Radiation Dosage May Affect Survival in Adjuvant Therapy in Pancreatic Cancer

The issue of offering combination treatment with radiation and chemotherapy AFTER pancreatic cancer surgery to improve survival had been in place based on the August 1985 classic study by the (U.S.) Gastrointestinal Tumor Study Group under Kalser and Ellenberg published in the Archives of Surgery. This appeared to have been confirmed by European researchers, but the additional use of the radiation in the regimen has been strongly challenged by the work of the European Study Group for Pancreatic Cancer since the early 1990s.

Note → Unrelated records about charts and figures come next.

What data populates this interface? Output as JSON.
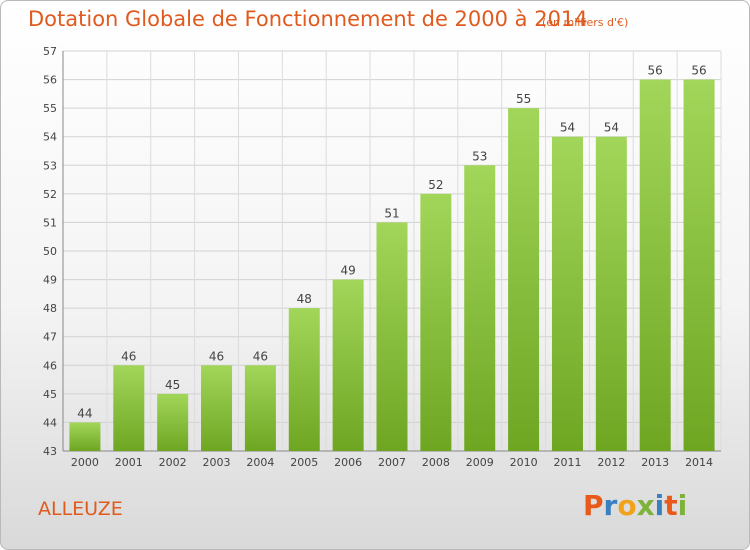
{
  "header": {
    "title": "Dotation Globale de Fonctionnement de 2000 à 2014",
    "subtitle": "(en milliers d'€)"
  },
  "footer": {
    "commune": "ALLEUZE",
    "logo": "Proxiti"
  },
  "colors": {
    "title": "#e05a1e",
    "bar_light": "#a2d65a",
    "bar_dark": "#6ea622",
    "logo_letters": [
      "#e8591a",
      "#3a7fc1",
      "#f0a21a",
      "#7fb23a",
      "#3a7fc1",
      "#e8591a",
      "#7fb23a"
    ]
  },
  "chart_data": {
    "type": "bar",
    "title": "Dotation Globale de Fonctionnement de 2000 à 2014",
    "subtitle": "(en milliers d'€)",
    "categories": [
      "2000",
      "2001",
      "2002",
      "2003",
      "2004",
      "2005",
      "2006",
      "2007",
      "2008",
      "2009",
      "2010",
      "2011",
      "2012",
      "2013",
      "2014"
    ],
    "values": [
      44,
      46,
      45,
      46,
      46,
      48,
      49,
      51,
      52,
      53,
      55,
      54,
      54,
      56,
      56
    ],
    "ylim": [
      43,
      57
    ],
    "yticks": [
      43,
      44,
      45,
      46,
      47,
      48,
      49,
      50,
      51,
      52,
      53,
      54,
      55,
      56,
      57
    ],
    "grid": true,
    "data_labels": true
  }
}
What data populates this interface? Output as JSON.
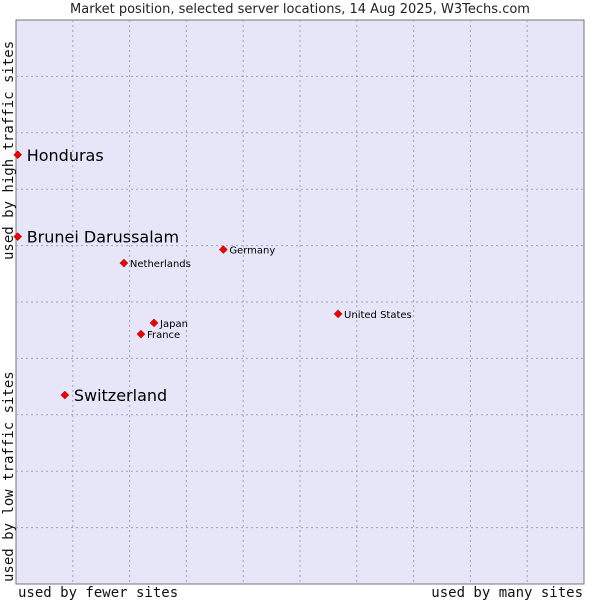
{
  "chart_data": {
    "type": "scatter",
    "title": "Market position, selected server locations, 14 Aug 2025, W3Techs.com",
    "xlabel_left": "used by fewer sites",
    "xlabel_right": "used by many sites",
    "ylabel_top": "used by high traffic sites",
    "ylabel_bottom": "used by low traffic sites",
    "xlim": [
      0,
      100
    ],
    "ylim": [
      0,
      100
    ],
    "grid": true,
    "plot_background": "#e6e6f8",
    "point_color": "#ee0000",
    "points": [
      {
        "label": "Honduras",
        "x": 0.3,
        "y": 76.1,
        "highlight": true
      },
      {
        "label": "Brunei Darussalam",
        "x": 0.3,
        "y": 61.6,
        "highlight": true
      },
      {
        "label": "Switzerland",
        "x": 8.6,
        "y": 33.5,
        "highlight": true
      },
      {
        "label": "Germany",
        "x": 36.5,
        "y": 59.3,
        "highlight": false
      },
      {
        "label": "Netherlands",
        "x": 19.0,
        "y": 56.9,
        "highlight": false
      },
      {
        "label": "United States",
        "x": 56.7,
        "y": 47.9,
        "highlight": false
      },
      {
        "label": "Japan",
        "x": 24.3,
        "y": 46.3,
        "highlight": false
      },
      {
        "label": "France",
        "x": 22.0,
        "y": 44.3,
        "highlight": false
      }
    ]
  }
}
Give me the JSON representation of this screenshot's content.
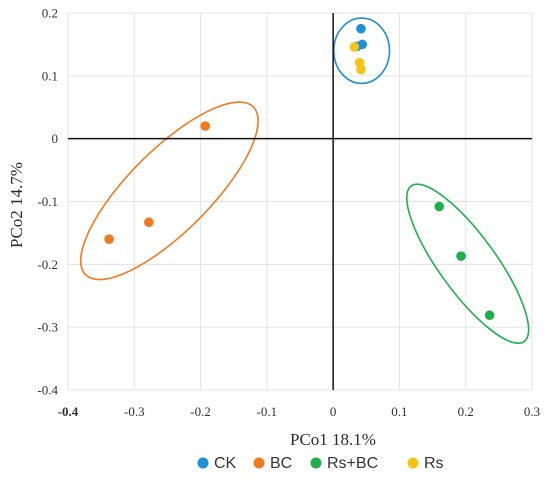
{
  "chart_data": {
    "type": "scatter",
    "xlabel": "PCo1 18.1%",
    "ylabel": "PCo2 14.7%",
    "xlim": [
      -0.4,
      0.3
    ],
    "ylim": [
      -0.4,
      0.2
    ],
    "x_ticks": [
      "-0.4",
      "-0.3",
      "-0.2",
      "-0.1",
      "0",
      "0.1",
      "0.2",
      "0.3"
    ],
    "y_ticks": [
      "0.2",
      "0.1",
      "0",
      "-0.1",
      "-0.2",
      "-0.3",
      "-0.4"
    ],
    "x_tick_values": [
      -0.4,
      -0.3,
      -0.2,
      -0.1,
      0,
      0.1,
      0.2,
      0.3
    ],
    "y_tick_values": [
      0.2,
      0.1,
      0,
      -0.1,
      -0.2,
      -0.3,
      -0.4
    ],
    "grid": true,
    "legend_position": "bottom",
    "series": [
      {
        "name": "CK",
        "color": "#1f8fd6",
        "points": [
          {
            "x": 0.042,
            "y": 0.175
          },
          {
            "x": 0.044,
            "y": 0.15
          },
          {
            "x": 0.036,
            "y": 0.147
          }
        ],
        "ellipse": {
          "cx": 0.043,
          "cy": 0.14,
          "rx": 0.042,
          "ry": 0.052,
          "rotation": 0
        }
      },
      {
        "name": "BC",
        "color": "#f07a1e",
        "points": [
          {
            "x": -0.193,
            "y": 0.02
          },
          {
            "x": -0.278,
            "y": -0.133
          },
          {
            "x": -0.338,
            "y": -0.16
          }
        ],
        "ellipse": {
          "cx": -0.247,
          "cy": -0.083,
          "rx": 0.179,
          "ry": 0.065,
          "rotation": -45
        }
      },
      {
        "name": "Rs+BC",
        "color": "#1bb04a",
        "points": [
          {
            "x": 0.16,
            "y": -0.108
          },
          {
            "x": 0.193,
            "y": -0.187
          },
          {
            "x": 0.236,
            "y": -0.281
          }
        ],
        "ellipse": {
          "cx": 0.203,
          "cy": -0.199,
          "rx": 0.145,
          "ry": 0.045,
          "rotation": 54
        }
      },
      {
        "name": "Rs",
        "color": "#f6c215",
        "points": [
          {
            "x": 0.032,
            "y": 0.146
          },
          {
            "x": 0.04,
            "y": 0.121
          },
          {
            "x": 0.042,
            "y": 0.11
          }
        ],
        "ellipse": null
      }
    ]
  }
}
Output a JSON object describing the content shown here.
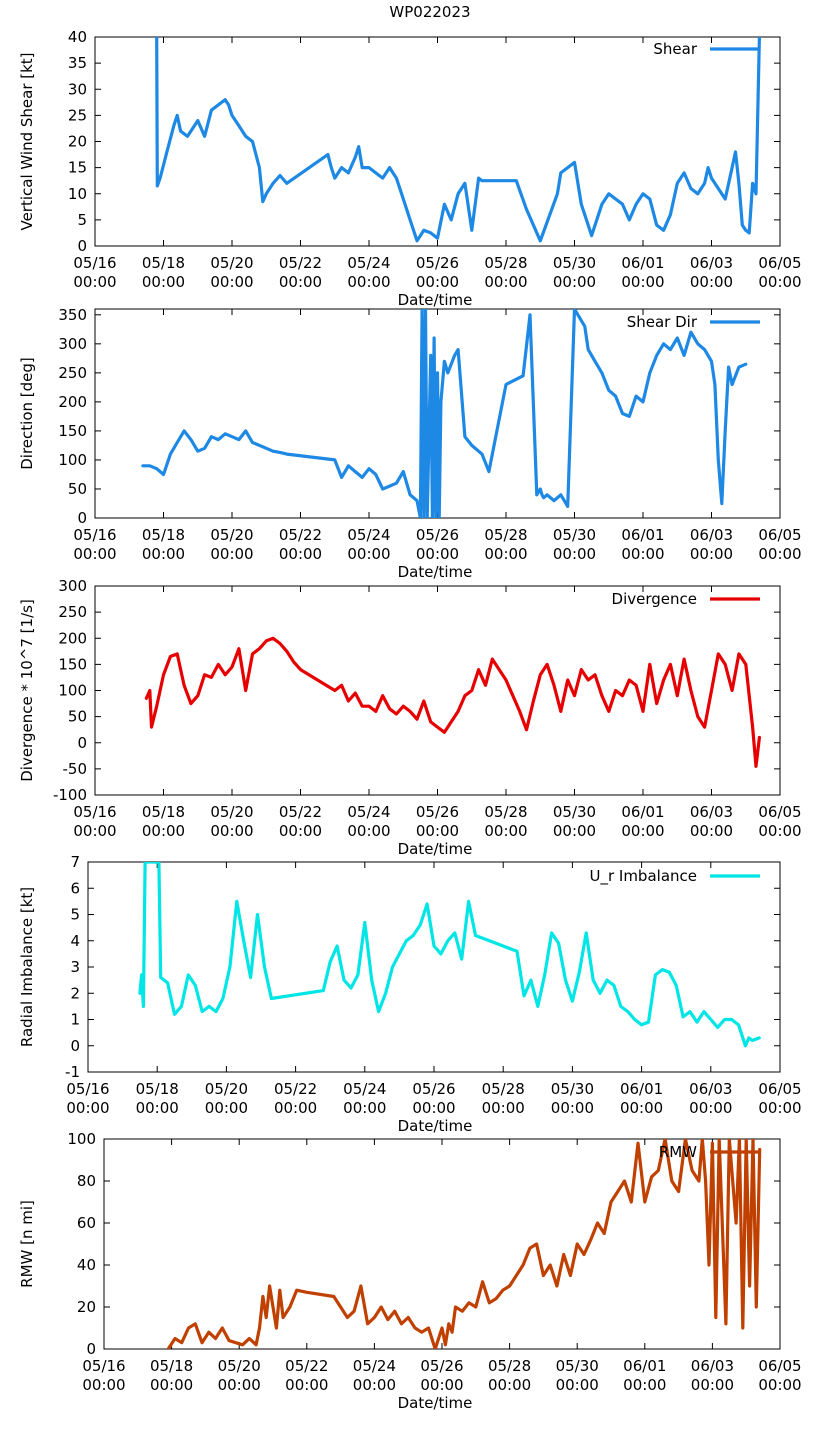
{
  "figure_title": "WP022023",
  "chart_data": [
    {
      "type": "line",
      "ylabel": "Vertical Wind Shear [kt]",
      "xlabel": "Date/time",
      "ylim": [
        0,
        40
      ],
      "yticks": [
        0,
        5,
        10,
        15,
        20,
        25,
        30,
        35,
        40
      ],
      "x_ticks": [
        "05/16\n00:00",
        "05/18\n00:00",
        "05/20\n00:00",
        "05/22\n00:00",
        "05/24\n00:00",
        "05/26\n00:00",
        "05/28\n00:00",
        "05/30\n00:00",
        "06/01\n00:00",
        "06/03\n00:00",
        "06/05\n00:00"
      ],
      "xlim_days": [
        0,
        20
      ],
      "series": [
        {
          "name": "Shear",
          "color": "#1e88e5",
          "x": [
            1.8,
            1.82,
            1.9,
            2.1,
            2.3,
            2.4,
            2.5,
            2.7,
            3.0,
            3.2,
            3.4,
            3.6,
            3.8,
            3.9,
            4.0,
            4.2,
            4.4,
            4.6,
            4.8,
            4.9,
            5.0,
            5.2,
            5.4,
            5.6,
            6.8,
            6.9,
            7.0,
            7.2,
            7.4,
            7.6,
            7.7,
            7.8,
            8.0,
            8.2,
            8.4,
            8.6,
            8.8,
            9.0,
            9.2,
            9.4,
            9.5,
            9.6,
            9.8,
            10.0,
            10.2,
            10.4,
            10.6,
            10.8,
            11.0,
            11.2,
            11.3,
            11.5,
            11.8,
            12.0,
            12.3,
            12.6,
            13.0,
            13.5,
            13.6,
            13.8,
            14.0,
            14.2,
            14.4,
            14.5,
            14.8,
            15.0,
            15.2,
            15.4,
            15.6,
            15.8,
            16.0,
            16.2,
            16.4,
            16.6,
            16.8,
            17.0,
            17.2,
            17.4,
            17.6,
            17.8,
            17.9,
            18.0,
            18.2,
            18.4,
            18.6,
            18.7,
            18.8,
            18.9,
            19.0,
            19.1,
            19.2,
            19.3,
            19.4
          ],
          "values": [
            40,
            11.5,
            13,
            18,
            23,
            25,
            22,
            21,
            24,
            21,
            26,
            27,
            28,
            27,
            25,
            23,
            21,
            20,
            15,
            8.5,
            10,
            12,
            13.5,
            12,
            17.5,
            15,
            13,
            15,
            14,
            17,
            19,
            15,
            15,
            14,
            13,
            15,
            13,
            9,
            5,
            1,
            2,
            3,
            2.5,
            1.5,
            8,
            5,
            10,
            12,
            3,
            13,
            12.5,
            12.5,
            12.5,
            12.5,
            12.5,
            7,
            1,
            10,
            14,
            15,
            16,
            8,
            4,
            2,
            8,
            10,
            9,
            8,
            5,
            8,
            10,
            9,
            4,
            3,
            6,
            12,
            14,
            11,
            10,
            12,
            15,
            13,
            11,
            9,
            15,
            18,
            12,
            4,
            3,
            2.5,
            12,
            10,
            40
          ]
        }
      ]
    },
    {
      "type": "line",
      "ylabel": "Direction [deg]",
      "xlabel": "Date/time",
      "ylim": [
        0,
        360
      ],
      "yticks": [
        0,
        50,
        100,
        150,
        200,
        250,
        300,
        350
      ],
      "x_ticks": [
        "05/16\n00:00",
        "05/18\n00:00",
        "05/20\n00:00",
        "05/22\n00:00",
        "05/24\n00:00",
        "05/26\n00:00",
        "05/28\n00:00",
        "05/30\n00:00",
        "06/01\n00:00",
        "06/03\n00:00",
        "06/05\n00:00"
      ],
      "xlim_days": [
        0,
        20
      ],
      "series": [
        {
          "name": "Shear Dir",
          "color": "#1e88e5",
          "x": [
            1.4,
            1.6,
            1.8,
            2.0,
            2.2,
            2.4,
            2.6,
            2.8,
            3.0,
            3.2,
            3.4,
            3.6,
            3.8,
            4.0,
            4.2,
            4.4,
            4.6,
            4.8,
            5.0,
            5.2,
            5.4,
            5.6,
            7.0,
            7.1,
            7.2,
            7.4,
            7.6,
            7.8,
            8.0,
            8.2,
            8.4,
            8.6,
            8.8,
            9.0,
            9.2,
            9.4,
            9.5,
            9.55,
            9.6,
            9.65,
            9.7,
            9.8,
            9.85,
            9.9,
            9.95,
            10.0,
            10.05,
            10.1,
            10.2,
            10.3,
            10.4,
            10.5,
            10.6,
            10.8,
            11.0,
            11.2,
            11.3,
            11.5,
            12.0,
            12.5,
            12.7,
            12.9,
            13.0,
            13.05,
            13.1,
            13.2,
            13.4,
            13.6,
            13.8,
            14.0,
            14.1,
            14.2,
            14.3,
            14.4,
            14.6,
            14.8,
            15.0,
            15.2,
            15.4,
            15.6,
            15.8,
            16.0,
            16.2,
            16.4,
            16.6,
            16.8,
            17.0,
            17.2,
            17.4,
            17.6,
            17.8,
            18.0,
            18.1,
            18.2,
            18.3,
            18.4,
            18.5,
            18.6,
            18.8,
            19.0
          ],
          "values": [
            90,
            90,
            85,
            75,
            110,
            130,
            150,
            135,
            115,
            120,
            140,
            135,
            145,
            140,
            135,
            150,
            130,
            125,
            120,
            115,
            113,
            110,
            100,
            85,
            70,
            90,
            80,
            70,
            85,
            75,
            50,
            55,
            60,
            80,
            40,
            30,
            0,
            360,
            0,
            360,
            0,
            280,
            0,
            310,
            0,
            250,
            0,
            200,
            270,
            250,
            265,
            280,
            290,
            140,
            125,
            115,
            110,
            80,
            230,
            245,
            350,
            40,
            50,
            40,
            35,
            40,
            30,
            40,
            20,
            360,
            350,
            340,
            330,
            290,
            270,
            250,
            220,
            210,
            180,
            175,
            210,
            200,
            250,
            280,
            300,
            290,
            310,
            280,
            320,
            300,
            290,
            270,
            230,
            100,
            25,
            150,
            260,
            230,
            260,
            265
          ]
        }
      ]
    },
    {
      "type": "line",
      "ylabel": "Divergence * 10^7 [1/s]",
      "xlabel": "Date/time",
      "ylim": [
        -100,
        300
      ],
      "yticks": [
        -100,
        -50,
        0,
        50,
        100,
        150,
        200,
        250,
        300
      ],
      "x_ticks": [
        "05/16\n00:00",
        "05/18\n00:00",
        "05/20\n00:00",
        "05/22\n00:00",
        "05/24\n00:00",
        "05/26\n00:00",
        "05/28\n00:00",
        "05/30\n00:00",
        "06/01\n00:00",
        "06/03\n00:00",
        "06/05\n00:00"
      ],
      "xlim_days": [
        0,
        20
      ],
      "series": [
        {
          "name": "Divergence",
          "color": "#e60000",
          "x": [
            1.5,
            1.6,
            1.65,
            1.8,
            2.0,
            2.2,
            2.4,
            2.6,
            2.8,
            3.0,
            3.2,
            3.4,
            3.6,
            3.8,
            4.0,
            4.2,
            4.4,
            4.6,
            4.8,
            5.0,
            5.2,
            5.4,
            5.6,
            5.8,
            6.0,
            7.0,
            7.2,
            7.4,
            7.6,
            7.8,
            8.0,
            8.2,
            8.4,
            8.6,
            8.8,
            9.0,
            9.2,
            9.4,
            9.6,
            9.8,
            10.0,
            10.2,
            10.4,
            10.6,
            10.8,
            11.0,
            11.2,
            11.4,
            11.6,
            12.0,
            12.4,
            12.6,
            12.8,
            13.0,
            13.2,
            13.4,
            13.6,
            13.8,
            14.0,
            14.2,
            14.4,
            14.6,
            14.8,
            15.0,
            15.2,
            15.4,
            15.6,
            15.8,
            16.0,
            16.2,
            16.4,
            16.6,
            16.8,
            17.0,
            17.2,
            17.4,
            17.6,
            17.8,
            18.0,
            18.2,
            18.4,
            18.6,
            18.8,
            19.0,
            19.2,
            19.3,
            19.4
          ],
          "values": [
            85,
            100,
            30,
            70,
            130,
            165,
            170,
            110,
            75,
            90,
            130,
            125,
            150,
            130,
            145,
            180,
            100,
            170,
            180,
            195,
            200,
            190,
            175,
            155,
            140,
            100,
            110,
            80,
            95,
            70,
            70,
            60,
            90,
            65,
            55,
            70,
            60,
            45,
            80,
            40,
            30,
            20,
            40,
            60,
            90,
            100,
            140,
            110,
            160,
            120,
            60,
            25,
            80,
            130,
            150,
            110,
            60,
            120,
            90,
            140,
            120,
            130,
            90,
            60,
            100,
            90,
            120,
            110,
            60,
            150,
            75,
            120,
            150,
            90,
            160,
            100,
            50,
            30,
            100,
            170,
            150,
            100,
            170,
            150,
            30,
            -45,
            10
          ]
        }
      ]
    },
    {
      "type": "line",
      "ylabel": "Radial Imbalance [kt]",
      "xlabel": "Date/time",
      "ylim": [
        -1,
        7
      ],
      "yticks": [
        -1,
        0,
        1,
        2,
        3,
        4,
        5,
        6,
        7
      ],
      "x_ticks": [
        "05/16\n00:00",
        "05/18\n00:00",
        "05/20\n00:00",
        "05/22\n00:00",
        "05/24\n00:00",
        "05/26\n00:00",
        "05/28\n00:00",
        "05/30\n00:00",
        "06/01\n00:00",
        "06/03\n00:00",
        "06/05\n00:00"
      ],
      "xlim_days": [
        0,
        20
      ],
      "series": [
        {
          "name": "U_r Imbalance",
          "color": "#00e5e5",
          "x": [
            1.5,
            1.55,
            1.6,
            1.65,
            1.7,
            1.75,
            1.8,
            2.05,
            2.1,
            2.3,
            2.5,
            2.7,
            2.9,
            3.1,
            3.3,
            3.5,
            3.7,
            3.9,
            4.1,
            4.3,
            4.5,
            4.7,
            4.9,
            5.1,
            5.3,
            6.8,
            7.0,
            7.2,
            7.4,
            7.6,
            7.8,
            8.0,
            8.2,
            8.4,
            8.6,
            8.8,
            9.0,
            9.2,
            9.4,
            9.6,
            9.8,
            10.0,
            10.2,
            10.4,
            10.6,
            10.8,
            11.0,
            11.2,
            11.4,
            11.6,
            12.4,
            12.6,
            12.8,
            13.0,
            13.2,
            13.4,
            13.6,
            13.8,
            14.0,
            14.2,
            14.4,
            14.6,
            14.8,
            15.0,
            15.2,
            15.4,
            15.6,
            15.8,
            16.0,
            16.2,
            16.4,
            16.6,
            16.8,
            17.0,
            17.2,
            17.4,
            17.6,
            17.8,
            18.0,
            18.2,
            18.4,
            18.6,
            18.8,
            19.0,
            19.1,
            19.2,
            19.4
          ],
          "values": [
            2,
            2.7,
            1.5,
            7,
            7,
            7,
            7,
            7,
            2.6,
            2.4,
            1.2,
            1.5,
            2.7,
            2.3,
            1.3,
            1.5,
            1.3,
            1.8,
            3,
            5.5,
            4,
            2.6,
            5,
            3,
            1.8,
            2.1,
            3.2,
            3.8,
            2.5,
            2.2,
            2.7,
            4.7,
            2.5,
            1.3,
            2,
            3,
            3.5,
            4,
            4.2,
            4.6,
            5.4,
            3.8,
            3.5,
            4,
            4.3,
            3.3,
            5.5,
            4.2,
            4.1,
            4,
            3.6,
            1.9,
            2.5,
            1.5,
            2.7,
            4.3,
            3.9,
            2.5,
            1.7,
            2.8,
            4.3,
            2.5,
            2,
            2.5,
            2.3,
            1.5,
            1.3,
            1,
            0.8,
            0.9,
            2.7,
            2.9,
            2.8,
            2.3,
            1.1,
            1.3,
            0.9,
            1.3,
            1.0,
            0.7,
            1.0,
            1.0,
            0.8,
            0.0,
            0.3,
            0.2,
            0.3
          ]
        }
      ]
    },
    {
      "type": "line",
      "ylabel": "RMW [n mi]",
      "xlabel": "Date/time",
      "ylim": [
        0,
        100
      ],
      "yticks": [
        0,
        20,
        40,
        60,
        80,
        100
      ],
      "x_ticks": [
        "05/16\n00:00",
        "05/18\n00:00",
        "05/20\n00:00",
        "05/22\n00:00",
        "05/24\n00:00",
        "05/26\n00:00",
        "05/28\n00:00",
        "05/30\n00:00",
        "06/01\n00:00",
        "06/03\n00:00",
        "06/05\n00:00"
      ],
      "xlim_days": [
        0,
        20
      ],
      "series": [
        {
          "name": "RMW",
          "color": "#c04000",
          "x": [
            1.9,
            2.1,
            2.3,
            2.5,
            2.7,
            2.9,
            3.1,
            3.3,
            3.5,
            3.7,
            3.9,
            4.1,
            4.3,
            4.5,
            4.6,
            4.7,
            4.8,
            4.9,
            5.0,
            5.1,
            5.2,
            5.3,
            5.5,
            5.7,
            6.0,
            6.8,
            7.0,
            7.2,
            7.4,
            7.6,
            7.8,
            8.0,
            8.2,
            8.4,
            8.6,
            8.8,
            9.0,
            9.2,
            9.4,
            9.6,
            9.8,
            10.0,
            10.1,
            10.2,
            10.3,
            10.4,
            10.6,
            10.8,
            11.0,
            11.2,
            11.4,
            11.6,
            11.8,
            12.0,
            12.4,
            12.6,
            12.8,
            13.0,
            13.2,
            13.4,
            13.6,
            13.8,
            14.0,
            14.2,
            14.4,
            14.6,
            14.8,
            15.0,
            15.2,
            15.4,
            15.6,
            15.8,
            16.0,
            16.2,
            16.4,
            16.6,
            16.8,
            17.0,
            17.2,
            17.4,
            17.6,
            17.7,
            17.8,
            17.9,
            18.0,
            18.1,
            18.2,
            18.4,
            18.5,
            18.6,
            18.7,
            18.8,
            18.9,
            19.0,
            19.1,
            19.2,
            19.3,
            19.4
          ],
          "values": [
            0,
            5,
            3,
            10,
            12,
            3,
            8,
            5,
            10,
            4,
            3,
            2,
            5,
            2,
            10,
            25,
            15,
            30,
            20,
            10,
            28,
            15,
            20,
            28,
            27,
            25,
            20,
            15,
            18,
            30,
            12,
            15,
            20,
            14,
            18,
            12,
            15,
            10,
            8,
            10,
            0,
            10,
            2,
            12,
            8,
            20,
            18,
            22,
            20,
            32,
            22,
            24,
            28,
            30,
            40,
            48,
            50,
            35,
            40,
            30,
            45,
            35,
            50,
            45,
            52,
            60,
            55,
            70,
            75,
            80,
            70,
            98,
            70,
            82,
            85,
            100,
            80,
            75,
            100,
            85,
            80,
            100,
            80,
            40,
            98,
            15,
            100,
            12,
            100,
            80,
            60,
            100,
            10,
            100,
            30,
            100,
            20,
            95
          ]
        }
      ]
    }
  ]
}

This debate has raged on – with research appearing to support each side at different times.

A recent article by Landry and colleagues at Emory University in Atlanta may help shed some light on the subject.  In the June 15th issue of the journal Cancer, the authors report reviewing National Cancer Data Bank information from 1998 until 2002 – specifically looking for the outcomes of the treatment of pancreatic cancer in those treated with surgery and subsequent adjuvant (added) radiochemotherapy – as broken out by the dosage used in the radiation portion of the regimen.

The researchers looked at four radiation dosage categories – and found that those who received more than OR less than the perceived optimal (and in this case actual optimal) dosage of radiation, did not fare as well as those who received the optimal dose (between 50 to 55 Gy – gray units).

This is an intriguing finding – which could help explain apparent disparate results among serious scientists

The results are preliminary, and deserve further inquiry to help determine the extent of adjuvant treatment that is generally necessary to produce the best outcomes after the surgery for pancreatic cancer.